Gartner research suggests that by 2018, 90% of the deployed data lakes would be useless as they are overwhelmed with information. However, companies spend millions of dollars in storing this data in the repository. This growing need for fast data discovery has been identified by companies like Paxata, Trifacta and others. They provide a self-service Data Preparation Tool which 'swims' through the huge data lakes to fetch all the relevant data and helps analysts by providing clean, standardized and enriched data set collated from various data sources. According to New York Times, Analysts spend about 80% of their time in preparing data. These tools would thus bring a revolution in the world of analysts by helping them save a lot of time and efforts.
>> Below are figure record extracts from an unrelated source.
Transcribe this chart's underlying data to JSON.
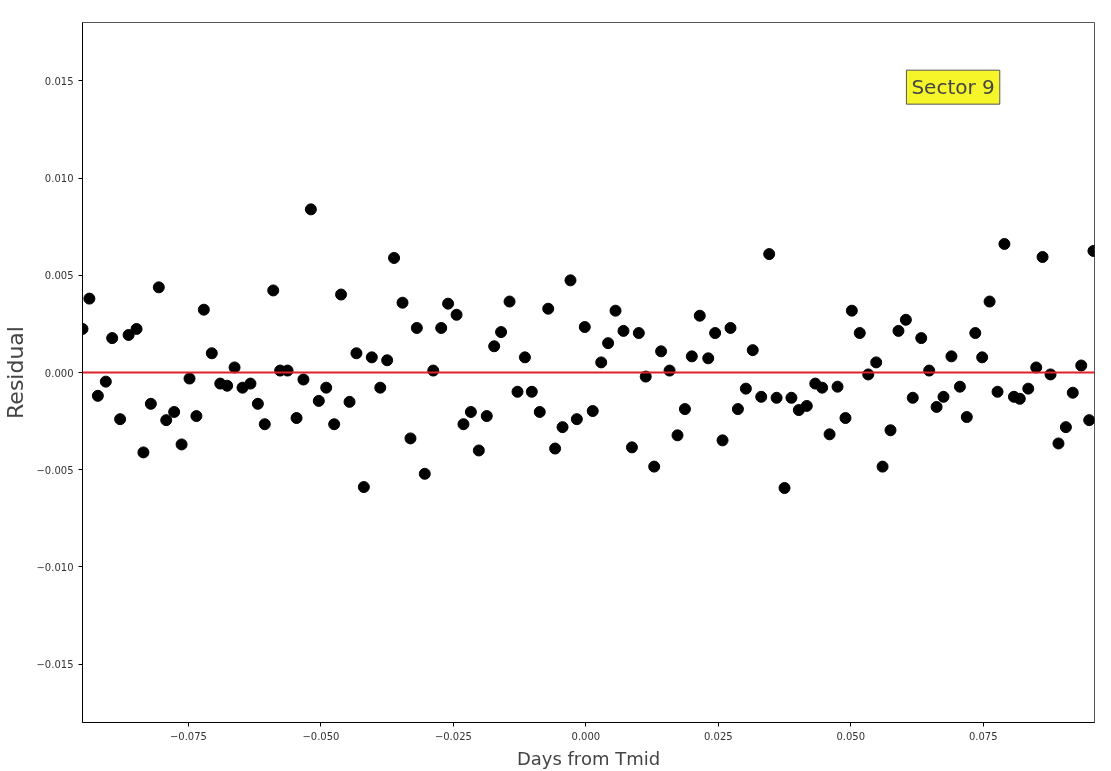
{
  "chart_data": {
    "type": "scatter",
    "xlabel": "Days from Tmid",
    "ylabel": "Residual",
    "annotations": [
      "Sector 9"
    ],
    "x": [
      -0.095,
      -0.0937,
      -0.0921,
      -0.0906,
      -0.0894,
      -0.0879,
      -0.0863,
      -0.0848,
      -0.0835,
      -0.0821,
      -0.0806,
      -0.0792,
      -0.0777,
      -0.0763,
      -0.0748,
      -0.0735,
      -0.0721,
      -0.0706,
      -0.069,
      -0.0677,
      -0.0663,
      -0.0648,
      -0.0633,
      -0.0619,
      -0.0606,
      -0.059,
      -0.0577,
      -0.0563,
      -0.0546,
      -0.0533,
      -0.0519,
      -0.0504,
      -0.049,
      -0.0475,
      -0.0462,
      -0.0446,
      -0.0433,
      -0.0419,
      -0.0404,
      -0.0388,
      -0.0375,
      -0.0362,
      -0.0346,
      -0.0331,
      -0.0319,
      -0.0304,
      -0.0288,
      -0.0273,
      -0.026,
      -0.0244,
      -0.0231,
      -0.0217,
      -0.0202,
      -0.0187,
      -0.0173,
      -0.016,
      -0.0144,
      -0.0129,
      -0.0115,
      -0.0102,
      -0.0087,
      -0.0071,
      -0.0058,
      -0.0044,
      -0.0029,
      -0.0017,
      -0.0002,
      0.0013,
      0.0029,
      0.0042,
      0.0056,
      0.0071,
      0.0087,
      0.01,
      0.0113,
      0.0129,
      0.0142,
      0.0158,
      0.0173,
      0.0187,
      0.02,
      0.0215,
      0.0231,
      0.0244,
      0.0258,
      0.0273,
      0.0287,
      0.0302,
      0.0315,
      0.0331,
      0.0346,
      0.036,
      0.0375,
      0.0388,
      0.0402,
      0.0417,
      0.0433,
      0.0446,
      0.046,
      0.0475,
      0.049,
      0.0502,
      0.0517,
      0.0533,
      0.0548,
      0.056,
      0.0575,
      0.059,
      0.0604,
      0.0617,
      0.0633,
      0.0648,
      0.0662,
      0.0675,
      0.069,
      0.0706,
      0.0719,
      0.0735,
      0.0748,
      0.0762,
      0.0777,
      0.079,
      0.0808,
      0.0819,
      0.0835,
      0.085,
      0.0862,
      0.0877,
      0.0892,
      0.0906,
      0.0919,
      0.0935,
      0.095,
      0.0958
    ],
    "series": [
      {
        "color": "#000000",
        "values": [
          0.00224,
          0.0038,
          -0.0012,
          -0.00047,
          0.00177,
          -0.0024,
          0.00193,
          0.00224,
          -0.00411,
          -0.00161,
          0.00438,
          -0.00245,
          -0.00203,
          -0.0037,
          -0.00031,
          -0.00224,
          0.00323,
          0.00099,
          -0.00057,
          -0.00068,
          0.00026,
          -0.00078,
          -0.00057,
          -0.00161,
          -0.00266,
          0.00422,
          0.0001,
          0.0001,
          -0.00234,
          -0.00036,
          0.00839,
          -0.00146,
          -0.00078,
          -0.00266,
          0.00401,
          -0.00151,
          0.00099,
          -0.00589,
          0.00078,
          -0.00078,
          0.00063,
          0.00589,
          0.00359,
          -0.00339,
          0.00229,
          -0.00521,
          0.0001,
          0.00229,
          0.00354,
          0.00297,
          -0.00266,
          -0.00203,
          -0.00401,
          -0.00224,
          0.00135,
          0.00208,
          0.00365,
          -0.00099,
          0.00078,
          -0.00099,
          -0.00203,
          0.00328,
          -0.00391,
          -0.00281,
          0.00474,
          -0.0024,
          0.00234,
          -0.00198,
          0.00052,
          0.00151,
          0.00318,
          0.00214,
          -0.00385,
          0.00203,
          -0.00021,
          -0.00484,
          0.00109,
          0.0001,
          -0.00323,
          -0.00188,
          0.00083,
          0.00292,
          0.00073,
          0.00203,
          -0.00349,
          0.00229,
          -0.00188,
          -0.00083,
          0.00115,
          -0.00125,
          0.00609,
          -0.0013,
          -0.00594,
          -0.0013,
          -0.00193,
          -0.00172,
          -0.00057,
          -0.00078,
          -0.00318,
          -0.00073,
          -0.00234,
          0.00318,
          0.00203,
          -0.0001,
          0.00052,
          -0.00484,
          -0.00297,
          0.00214,
          0.00271,
          -0.0013,
          0.00177,
          0.0001,
          -0.00177,
          -0.00125,
          0.00083,
          -0.00073,
          -0.00229,
          0.00203,
          0.00078,
          0.00365,
          -0.00099,
          0.00661,
          -0.00125,
          -0.00135,
          -0.00083,
          0.00026,
          0.00594,
          -0.0001,
          -0.00365,
          -0.00281,
          -0.00104,
          0.00036,
          -0.00245,
          0.00625
        ]
      }
    ],
    "marker": "circle",
    "xlim": [
      -0.095,
      0.096
    ],
    "ylim": [
      -0.018,
      0.018
    ],
    "xticks": [
      {
        "value": -0.075,
        "label": "−0.075"
      },
      {
        "value": -0.05,
        "label": "−0.050"
      },
      {
        "value": -0.025,
        "label": "−0.025"
      },
      {
        "value": 0,
        "label": "0.000"
      },
      {
        "value": 0.025,
        "label": "0.025"
      },
      {
        "value": 0.05,
        "label": "0.050"
      },
      {
        "value": 0.075,
        "label": "0.075"
      }
    ],
    "yticks": [
      {
        "value": -0.015,
        "label": "−0.015"
      },
      {
        "value": -0.01,
        "label": "−0.010"
      },
      {
        "value": -0.005,
        "label": "−0.005"
      },
      {
        "value": 0,
        "label": "0.000"
      },
      {
        "value": 0.005,
        "label": "0.005"
      },
      {
        "value": 0.01,
        "label": "0.010"
      },
      {
        "value": 0.015,
        "label": "0.015"
      }
    ],
    "ref_lines": [
      {
        "axis": "y",
        "value": 0,
        "color": "#e0202a"
      }
    ]
  }
}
These tools are dynamic and visual with great user-interface with additional capabilities of smart-data discovery, in-built semantic library, data quality assurance etc.
The current market size of Data Preparation market is about $460 million and it is expected to grow at an estimated CAGR of 16.6%. It has been predicted that between now and 2020, spending on self-service visual discovery and data preparation tools will grow 2.5x faster than similar traditional IT-controlled tools. There has been quite a roar about data preparation tools undoing the dependency on IT. But is this really possible? Does Data Preparation shrink the scope of IT services industry or does it open up new doors of opportunity? In our opinion, IT services would serve as an enabler to these Data Preparation tools. These tools just provide a platform to collect data from various sources and further cleanse it. They cannot replace the need for formal / traditional data governance programs and robust data integration / extraction, transformation and loading solutions. They do not provide the expert advice to derive the right business insights. Services industry has a huge talent pool of SMEs with relevant domain knowledge and industry experience to help bring right insights hidden in the data. Another issue is that there are a lot of players in the data preparation market and hence, the small and nascent tool vendors would not be able to attract the customer competing with the market leaders. They need help of system integrators who have a huge trusted client network to sell their service and gain market share. What are your thoughts?